Alvian sendiri ialah potret bagaimana pemerintah seharusnya hadir dalam mendukung kemauan anak muda Indonesia, demi puncak bonus demografi yang tinggal menghitung hari.

Apa yang dikatakan Alvian soal dukungan fasilitas dan bekal ilmu, merupakan faktor penting dalam membangun karya animasi. Hal tersebut diakui oleh Kenneth Satriawira, alumni School of Design Binus University yang terlibat sebagai animator dalam produksi film Jumbo.

Kenneth menjelaskan, ia menghadapi berbagai tantangan dalam pengembangan film Jumbo meski akhirnya hal tersebut bisa ia jawab karena bekal ilmu dan fasilitas yang memadai.

Film animasi dibuat dengan sederet kemampuan, di mana minat saja tidaklah cukup. Menurut Guru Seni Budaya Al Azhar Cairo Palembang, Rahmat Prayuda, fasilitas yang memadai menjadi faktor penting bagi pengembangan minat.

“Untuk dapat menguasai animasi, diperlukan keterampilan mengoperasikan aplikasi sekaligus kemampuan menggambar,” kata Rahmat, kepada IDN Times Sumsel.

Di sisi lain, ia melanjutkan, proses pembuatan film animasi juga memerlukan kerja sama tim yang baik. Maka itu, di sekolahnya, Rahmat menekankan pentingnya kerja keras, perencanaan, serta kerja sama tim agar peserta didiknya dapat menghadapi tantangan di era digital.

“Membuat satu adegan animasi saja membutuhkan waktu yang panjang. Jika ingin menghasilkan film atau klip yang utuh, sebenarnya dibutuhkan banyak animator, bukan hanya satu orang. Oleh karena itu, kerja sama tim menjadi hal yang penting,” katanya.

2. Erix Soekamti dan 'revolusi pendidikan'-nya

Erix Soekamti kembangkan sekolah animasi gratis, Does University sejak tahun 2016. (Instagram/doesofficil)
Erix Soekamti kembangkan sekolah animasi gratis, Does University sejak tahun 2016. (Instagram/doesofficil)

Tidak menunggu pemerintah turun tangan, di Yogyakarta, soal perbekalan ilmu, anak-anak muda Indonesia secara swasembada membangun Does University, sebuah yayasan pendidikan gratis yang ikut mengembangkan sekolah animasi.

Digawangi oleh pentolan grup Endank Soekamti, Erix Soekamti, Does University dibangun atas dasar ‘dendam’ terhadap sistem pendidikan di Indonesia.

“Itu sebenarnya dari dendam pribadi ingin merevolusi dunia pendidikan, tapi kan siapa kita?
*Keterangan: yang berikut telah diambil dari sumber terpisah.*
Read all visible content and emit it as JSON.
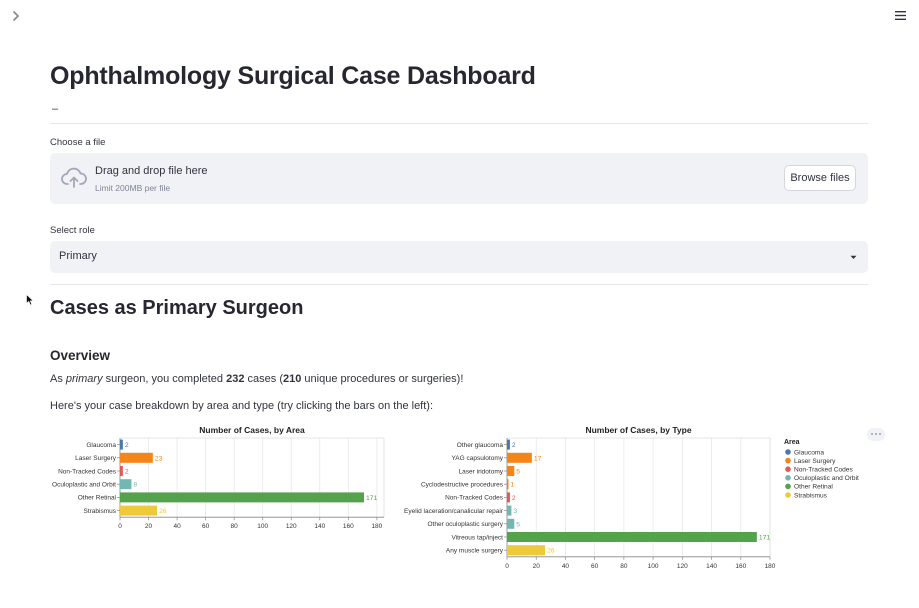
{
  "title": "Ophthalmology Surgical Case Dashboard",
  "title_dash": "–",
  "uploader": {
    "label": "Choose a file",
    "drop_text": "Drag and drop file here",
    "limit_text": "Limit 200MB per file",
    "browse_label": "Browse files"
  },
  "role_select": {
    "label": "Select role",
    "value": "Primary"
  },
  "section_title": "Cases as Primary Surgeon",
  "overview": {
    "heading": "Overview",
    "text_pre": "As ",
    "role_word": "primary",
    "text_mid": " surgeon, you completed ",
    "cases": "232",
    "text_mid2": " cases (",
    "unique": "210",
    "text_post": " unique procedures or surgeries)!",
    "breakdown_text": "Here's your case breakdown by area and type (try clicking the bars on the left):"
  },
  "legend": {
    "title": "Area",
    "items": [
      {
        "label": "Glaucoma",
        "color": "#4c78a8"
      },
      {
        "label": "Laser Surgery",
        "color": "#f58518"
      },
      {
        "label": "Non-Tracked Codes",
        "color": "#e45756"
      },
      {
        "label": "Oculoplastic and Orbit",
        "color": "#72b7b2"
      },
      {
        "label": "Other Retinal",
        "color": "#54a24b"
      },
      {
        "label": "Strabismus",
        "color": "#eeca3b"
      }
    ]
  },
  "chart_data": [
    {
      "type": "bar",
      "orientation": "horizontal",
      "title": "Number of Cases, by Area",
      "categories": [
        "Glaucoma",
        "Laser Surgery",
        "Non-Tracked Codes",
        "Oculoplastic and Orbit",
        "Other Retinal",
        "Strabismus"
      ],
      "values": [
        2,
        23,
        2,
        8,
        171,
        26
      ],
      "colors": [
        "#4c78a8",
        "#f58518",
        "#e45756",
        "#72b7b2",
        "#54a24b",
        "#eeca3b"
      ],
      "xlim": [
        0,
        185
      ],
      "ticks": [
        0,
        20,
        40,
        60,
        80,
        100,
        120,
        140,
        160,
        180
      ],
      "grid": true
    },
    {
      "type": "bar",
      "orientation": "horizontal",
      "title": "Number of Cases, by Type",
      "categories": [
        "Other glaucoma",
        "YAG capsulotomy",
        "Laser iridotomy",
        "Cyclodestructive procedures",
        "Non-Tracked Codes",
        "Eyelid laceration/canalicular repair",
        "Other oculoplastic surgery",
        "Vitreous tap/inject",
        "Any muscle surgery"
      ],
      "values": [
        2,
        17,
        5,
        1,
        2,
        3,
        5,
        171,
        26
      ],
      "colors": [
        "#4c78a8",
        "#f58518",
        "#f58518",
        "#f58518",
        "#e45756",
        "#72b7b2",
        "#72b7b2",
        "#54a24b",
        "#eeca3b"
      ],
      "xlim": [
        0,
        180
      ],
      "ticks": [
        0,
        20,
        40,
        60,
        80,
        100,
        120,
        140,
        160,
        180
      ],
      "grid": true,
      "legend": "right"
    }
  ]
}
Toh kita bukan siapa-siapa,” kata Erix, kepada IDN Times Jogja.

Sekolah tersebut dikonsep tidak seperti yayasan pendidikan formal pada umumnya. Erix menjelaskan, ia mencoba fokus pada beberapa bidang saja, sesuai dengan keahlian yang dimiliki peserta didiknya.

“Sekolah zamanku dulu, kita harus bisa matematika, kan, (padahal) jurusanku musik lho. Maksudnya standar pintar itu gak diukur dari keahlianku waktu itu, tapi semua (mata pelajaran formal). Ujiannya kan itu semua, ya langsung DO (drop out) aku kalau gitu caranya,” kata Erix, bercerita.

Saat ini, Does University fokus pada tiga jurusan yaitu 3D Animasi, 3D Modeling, dan UI/UX Design. Pemilihan ketiga jurusan itu tak lepas dari perkembangan teknologi dan kebutuhan saat ini.

Dengan semangat independen, Does University telah hidup selama hampir sepuluh tahun dan mengorbitkan banyak lulusan jempolan. Bahkan, sederet animator film Jumbo pun tercatat pernah bersekolah di Does University.

Film Jumbo adalah Bukti, Pemerintah Tunggu Apa Lagi? (IDN Times/istimewa)
Film Jumbo adalah Bukti, Pemerintah Tunggu Apa Lagi? (IDN Times/istimewa)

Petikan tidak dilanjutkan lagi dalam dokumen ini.